The main attraction of the festival that brings hundreds of thousands of spectators to Traverse City was thrown into question after negotiations broke down in March.

The NRAA which operates Cherry Capital Airport and the National Cherry Festival have had contentious negotiations starting back last October, but now they said they are ready to move forward after finally striking a deal.


Chief operating officer Dan Sal said the NRAA board approved an access agreement that would allow use of the airport for the next three years.

“I’m glad the agreement is signed and hopefully we can move forward. It means that we can work together,” said Sal.

National Cherry Festival executive director Kat Paye said they are happy with the outcome.

“The Blue Angels will be taking off from Cherry Capital Airport as planned. They will, of course, fly in western Grand Traverse Bay for June 29th and June 30th,” said Paye.


The National Cherry Festival had balked at signing any past agreement attempts, with both sides accusing the other of wanting too much control but now the NCF said signing gives clarity, like when different components of the airshow can fly and on what days for the next three years.

“We went into the agreement voluntarily, understanding that both parties needed to better understand their different roles and responsibilities, said Sal.
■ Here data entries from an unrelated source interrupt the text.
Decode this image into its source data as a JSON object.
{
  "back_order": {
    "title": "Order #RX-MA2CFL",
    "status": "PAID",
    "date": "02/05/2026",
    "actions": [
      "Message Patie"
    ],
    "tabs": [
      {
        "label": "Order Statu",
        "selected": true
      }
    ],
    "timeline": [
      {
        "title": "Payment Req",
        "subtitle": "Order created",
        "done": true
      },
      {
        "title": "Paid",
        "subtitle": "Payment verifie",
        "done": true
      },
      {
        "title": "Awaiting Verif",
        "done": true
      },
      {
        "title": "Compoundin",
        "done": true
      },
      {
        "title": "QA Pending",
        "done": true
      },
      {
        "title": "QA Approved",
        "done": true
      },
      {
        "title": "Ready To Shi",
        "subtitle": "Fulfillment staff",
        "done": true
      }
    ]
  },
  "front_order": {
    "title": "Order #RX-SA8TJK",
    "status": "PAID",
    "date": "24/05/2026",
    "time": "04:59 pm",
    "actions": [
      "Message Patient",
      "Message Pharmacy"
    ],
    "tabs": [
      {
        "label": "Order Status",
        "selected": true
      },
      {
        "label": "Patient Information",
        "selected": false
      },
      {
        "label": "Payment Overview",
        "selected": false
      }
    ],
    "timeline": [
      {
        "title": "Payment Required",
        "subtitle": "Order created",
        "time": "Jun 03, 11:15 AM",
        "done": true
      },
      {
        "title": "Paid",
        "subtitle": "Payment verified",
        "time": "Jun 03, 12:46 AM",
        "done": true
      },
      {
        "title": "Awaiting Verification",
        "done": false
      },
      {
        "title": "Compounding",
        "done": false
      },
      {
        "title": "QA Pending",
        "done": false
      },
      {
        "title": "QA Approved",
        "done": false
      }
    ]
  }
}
The airport said the agreement was necessary in order to comply with local, state, and federal law as well as being in line with an ordinance they have on the books that any third party needed to sign a special event agreement.

The airport still has concerns the airshow conflicts too much with flights but Sal said for now, the way the National Cherry Festival has been running the airshow will remain the same with some assurances from them that they will work with the airport on not disrupting commercial flights.


“Our sixth airline has just announced that they’re joining us and 20 connecting cities. So we’re getting bigger and we’re getting busier. So it’s going to be difficult in the future,” said Sal.

Both the NRAA and The National Cherry Festival said they plan to carry on an ongoing dialogue to smooth out any bumps after this year’s event.